But in the second part of the book, we shift from Felix to Jack Crow, interstellar celebrity rogue. He violently escapes from prison to a starship on a landing pad, only to be caught up with a group of mutineers. He's coerced into working with them in a scam to secure more fuel from a Fleet Scientific Colony. Jack is to use his celebrity status to his advantage to get the mutineers past the planet's defenses. Jack uses his reputation and charisma to gain audience and then presents a Trojan Horse of sorts to the project's chief scientist, Hollis Ware. Not only does it snare Hollis's curiosity, but Jack's too.
This second story takes over for quite a large chunk of the book, but Felix isn't forgotten. Steakley eventually weaves the two storylines together, and we learn more about what happened to Felix as well as his past before enlisting. Along the way, Steakley works on evolving Jack from selfish to selfless in a way that remained true to the character.
There are a few women characters of note in the book, and each is treated differently. Forest is a soldier just like Felix. She's fantastic: smart, brave, and skilled. Colonel Canada seemed like someone fresh out of college: book smart and eager, but not all that experienced. When she appears, it's like an episode of Spring Break: Banshee. Lya is a psychologist and Hollis's handler, not to mention very much in love with him. Karen is the Project Administrator and...wow. Let's just say that when we learn her backstory, it strikes a chord with the #metoo movement. All four impact either Felix or Jack in some way that shapes their worldview.

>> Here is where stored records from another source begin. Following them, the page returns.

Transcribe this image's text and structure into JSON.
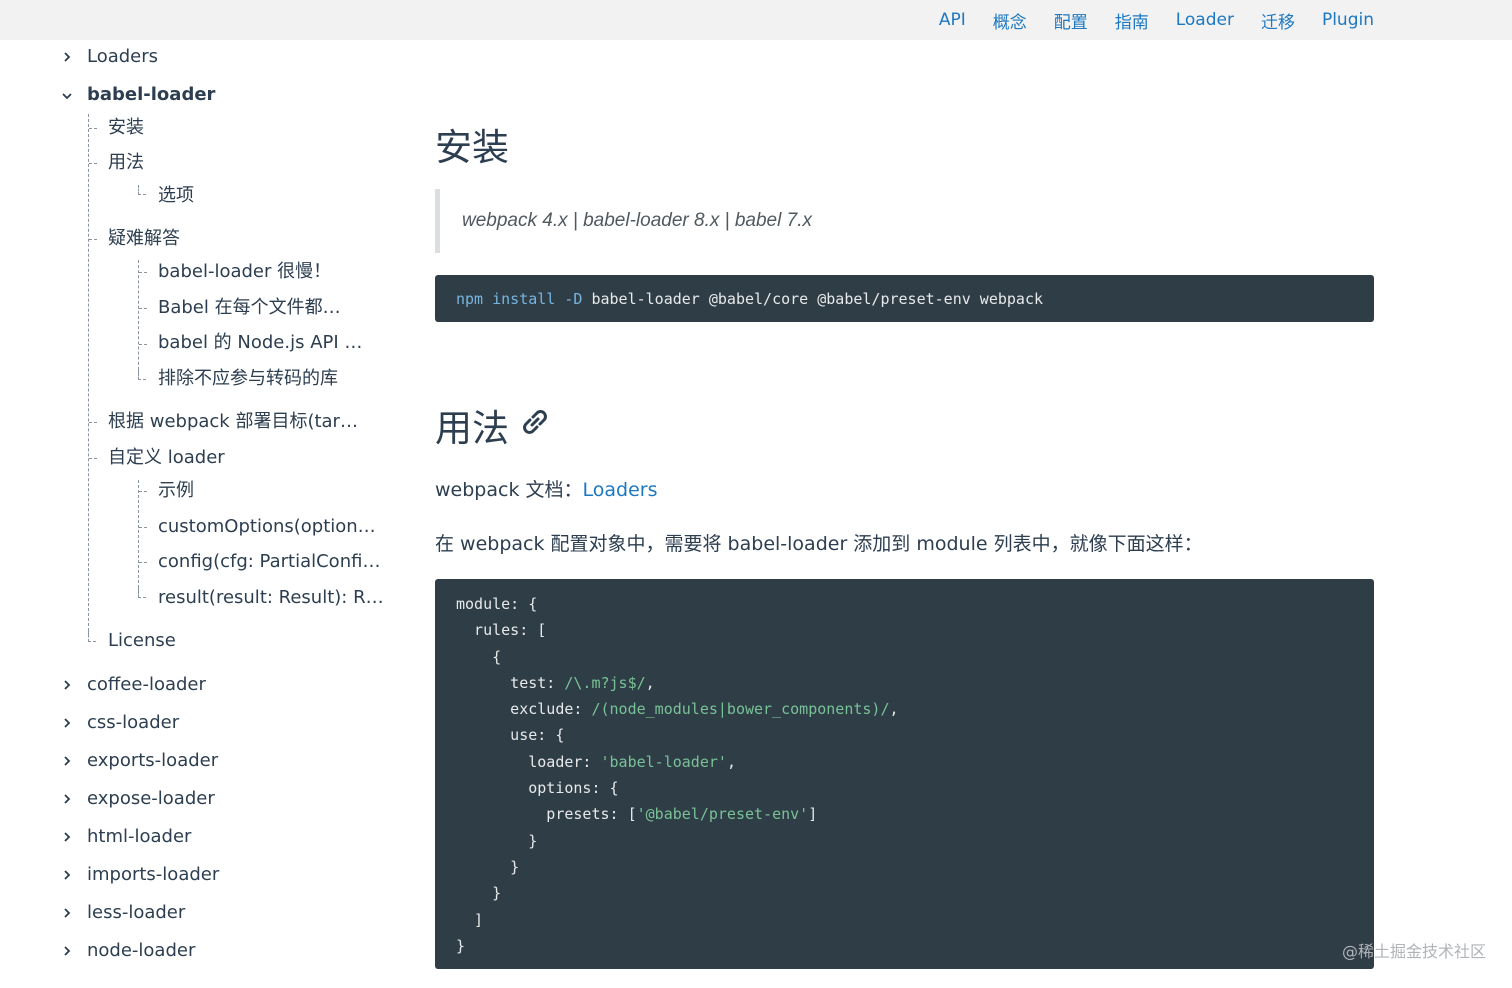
{
  "topnav": {
    "items": [
      "API",
      "概念",
      "配置",
      "指南",
      "Loader",
      "迁移",
      "Plugin"
    ]
  },
  "sidebar": {
    "loaders": "Loaders",
    "babel_loader": "babel-loader",
    "install": "安装",
    "usage": "用法",
    "options": "选项",
    "troubleshooting": "疑难解答",
    "slow": "babel-loader 很慢！",
    "every_file": "Babel 在每个文件都…",
    "nodejs_api": "babel 的 Node.js API …",
    "exclude_libs": "排除不应参与转码的库",
    "targets": "根据 webpack 部署目标(tar…",
    "custom_loader": "自定义 loader",
    "example": "示例",
    "custom_options": "customOptions(option…",
    "config_fn": "config(cfg: PartialConfi…",
    "result_fn": "result(result: Result): R…",
    "license": "License",
    "coffee": "coffee-loader",
    "css": "css-loader",
    "exports": "exports-loader",
    "expose": "expose-loader",
    "html": "html-loader",
    "imports": "imports-loader",
    "less": "less-loader",
    "node": "node-loader"
  },
  "content": {
    "install_heading": "安装",
    "quote": "webpack 4.x | babel-loader 8.x | babel 7.x",
    "npm_cmd": "npm",
    "npm_sub": "install",
    "npm_flag": "-D",
    "npm_rest": "babel-loader @babel/core @babel/preset-env webpack",
    "usage_heading": "用法",
    "docs_label": "webpack 文档：",
    "docs_link": "Loaders",
    "usage_para": "在 webpack 配置对象中，需要将 babel-loader 添加到 module 列表中，就像下面这样：",
    "code": {
      "l1": "module: {",
      "l2": "  rules: [",
      "l3": "    {",
      "l4a": "      test: ",
      "l4b": "/\\.m?js$/",
      "l4c": ",",
      "l5a": "      exclude: ",
      "l5b": "/(node_modules|bower_components)/",
      "l5c": ",",
      "l6": "      use: {",
      "l7a": "        loader: ",
      "l7b": "'babel-loader'",
      "l7c": ",",
      "l8": "        options: {",
      "l9a": "          presets: [",
      "l9b": "'@babel/preset-env'",
      "l9c": "]",
      "l10": "        }",
      "l11": "      }",
      "l12": "    }",
      "l13": "  ]",
      "l14": "}"
    }
  },
  "watermark": "@稀土掘金技术社区",
  "colors": {
    "link": "#1d78c1",
    "code_bg": "#2f3d46",
    "text": "#2c3e50"
  }
}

There's been a lot of comparison of this novel to Starship Troopers and The Forever War. Yes, there are big mean bugs that attacked Earth (ST), and there's a bleak outlook on the futility of war and those calling the shots (FW), but there are major differences. ST was more about patriotism and duty as Heinlein saw a moral decline in 1950s America. Armor rejects patriotism as an excuse for stupidity. FW was a mirror of Haldeman's experiences fighting in Vietnam and the difficulty returning to civilian life. Armor acknowledges it, but forges a different path, concerning itself with the toll taken on the human psyche.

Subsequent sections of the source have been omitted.